Nigerian letter and/or e-mail frauds have particularly strong lures to unsuspecting victims. First, the crook impersonates himself as the self-proclaimed government official of a foreign government. Second, the e-mail appeals to the "Good Samaritan" as a plea for help and assistance. Third, the letter of e-mail promises the victim a share of millions of dollars that the official is trying to transfer out of the country. The scheme relies on convincing victims that they must send money to the official for the payment of taxes, bribes to corrupt officials and legal fees.
These frauds can take many forms. The one thing they have in common is that they lure unsuspecting victims with the promise of a quick return with minimum investment. These frauds are also known as "Ponzi" schemes, pyramid schemes, "Prime Bank" guarantees fraud, advance fee schemes, telemarketing frauds and securities/commodities frauds.
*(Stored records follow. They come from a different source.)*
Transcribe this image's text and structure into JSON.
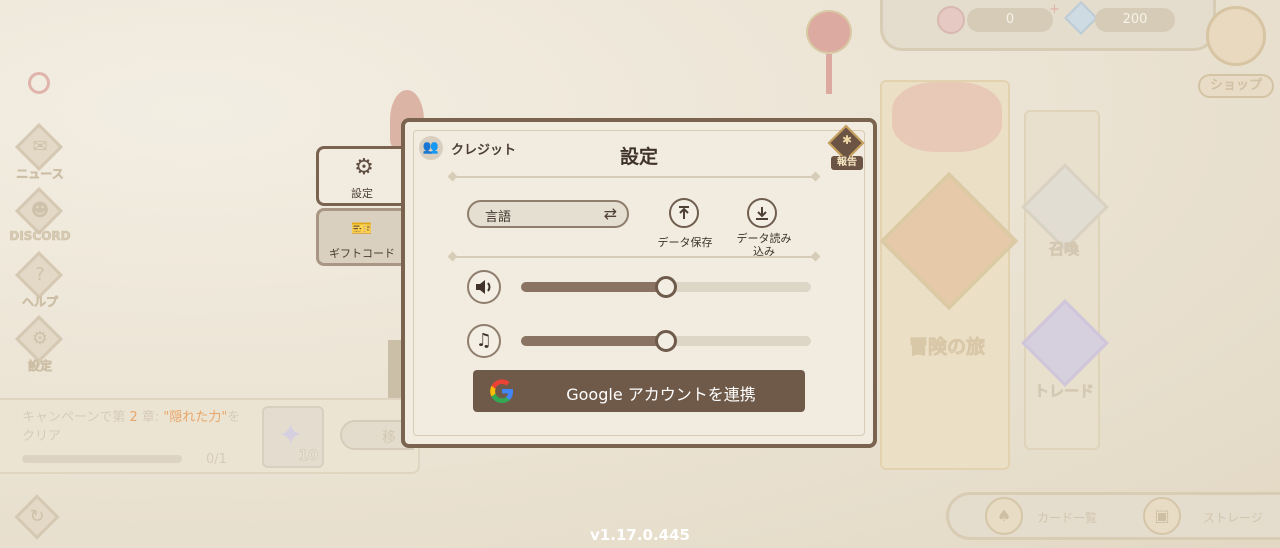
{
  "left_nav": [
    {
      "label": "ニュース",
      "icon": "news-icon"
    },
    {
      "label": "DISCORD",
      "icon": "discord-icon"
    },
    {
      "label": "ヘルプ",
      "icon": "help-icon"
    },
    {
      "label": "設定",
      "icon": "settings-icon"
    }
  ],
  "topbar": {
    "currency1": "0",
    "currency2": "200",
    "shop_label": "ショップ"
  },
  "tabs": {
    "settings_label": "設定",
    "giftcode_label": "ギフトコード"
  },
  "dialog": {
    "title": "設定",
    "credits_label": "クレジット",
    "report_label": "報告",
    "language_label": "言語",
    "save_data_label": "データ保存",
    "load_data_label": "データ読み込み",
    "sound_volume": 0.5,
    "music_volume": 0.5,
    "google_button_label": "Google アカウントを連携"
  },
  "quest": {
    "prefix": "キャンペーンで第 ",
    "chapter": "2",
    "middle": " 章: ",
    "name": "\"隠れた力\"",
    "suffix": "をクリア",
    "progress": "0/1",
    "progress_value": 0,
    "reward_count": "10",
    "move_label": "移"
  },
  "right_panels": {
    "adventure_label": "冒険の旅",
    "summon_label": "召喚",
    "trade_label": "トレード"
  },
  "bottom_bar": {
    "card_list_label": "カード一覧",
    "storage_label": "ストレージ"
  },
  "version": "v1.17.0.445",
  "colors": {
    "accent_brown": "#7a6450",
    "button_brown": "#6f5a4a",
    "quest_orange": "#e8a66a"
  }
}
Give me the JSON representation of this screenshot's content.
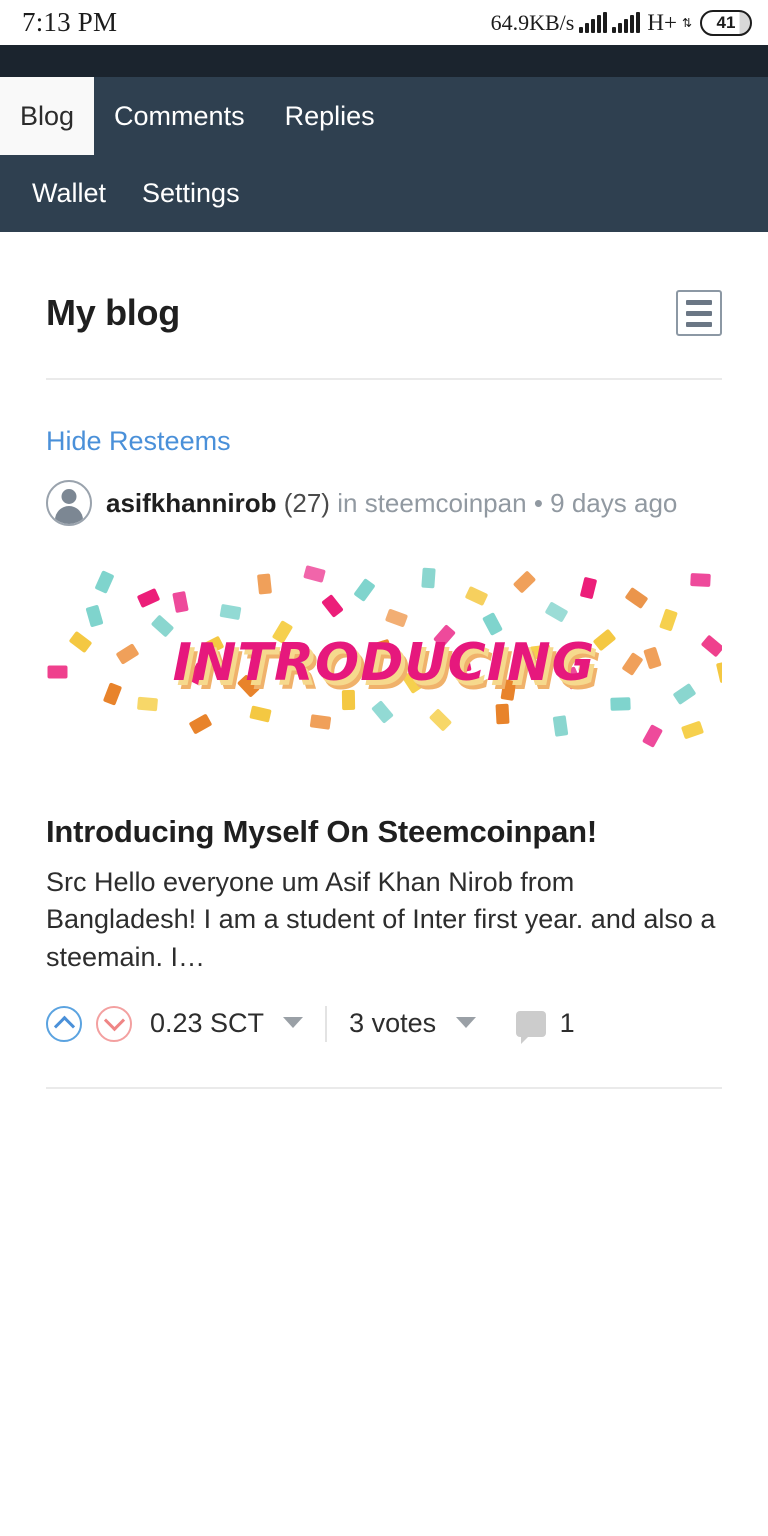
{
  "statusbar": {
    "time": "7:13 PM",
    "network_speed": "64.9KB/s",
    "network_type": "H+",
    "data_arrows": "⇅",
    "battery_level": "41",
    "signal_icon": "signal-bars-icon"
  },
  "nav": {
    "row1": [
      {
        "label": "Blog",
        "active": true
      },
      {
        "label": "Comments",
        "active": false
      },
      {
        "label": "Replies",
        "active": false
      }
    ],
    "row2": [
      {
        "label": "Wallet",
        "active": false
      },
      {
        "label": "Settings",
        "active": false
      }
    ],
    "bg_color": "#2f4050",
    "active_bg_color": "#f9f9f9"
  },
  "page": {
    "title": "My blog",
    "menu_button_label": "menu",
    "hide_resteems_label": "Hide Resteems",
    "link_color": "#4a90d9"
  },
  "post": {
    "author": "asifkhannirob",
    "reputation": "(27)",
    "community_prefix": "in",
    "community": "steemcoinpan",
    "separator": "•",
    "age": "9 days ago",
    "thumbnail_text": "INTRODUCING",
    "thumbnail_text_color": "#e6187d",
    "title": "Introducing Myself On Steemcoinpan!",
    "excerpt": "Src Hello everyone um Asif Khan Nirob from Bangladesh! I am a student of Inter first year. and also a steemain. I…",
    "payout": "0.23 SCT",
    "votes": "3 votes",
    "comment_count": "1",
    "upvote_color": "#4a90d9",
    "downvote_color": "#ef8585"
  }
}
The following are a few simple precautions that can help reduce opportunities for scam artists:
Use common business sense. Verify the identity of persons involved. Legitimate companies are willing to provide you with additional information.
Do not give out bank account, Social Security and credit card numbers to strangers over the phone or over the Internet.
Store personal information in a safe place.
Shred all credit card receipts and old financial statements.
Protect PIN numbers and password.
Carry a minimum amount of identifying information.
Beware of unsolicited e-mail and Internet sites that ask for personal data. If you get an e-mail that warns you, with little or no notice, that an account is about to be closed, don't reply to the e-mail and contact the company directly via telephone to verify your status.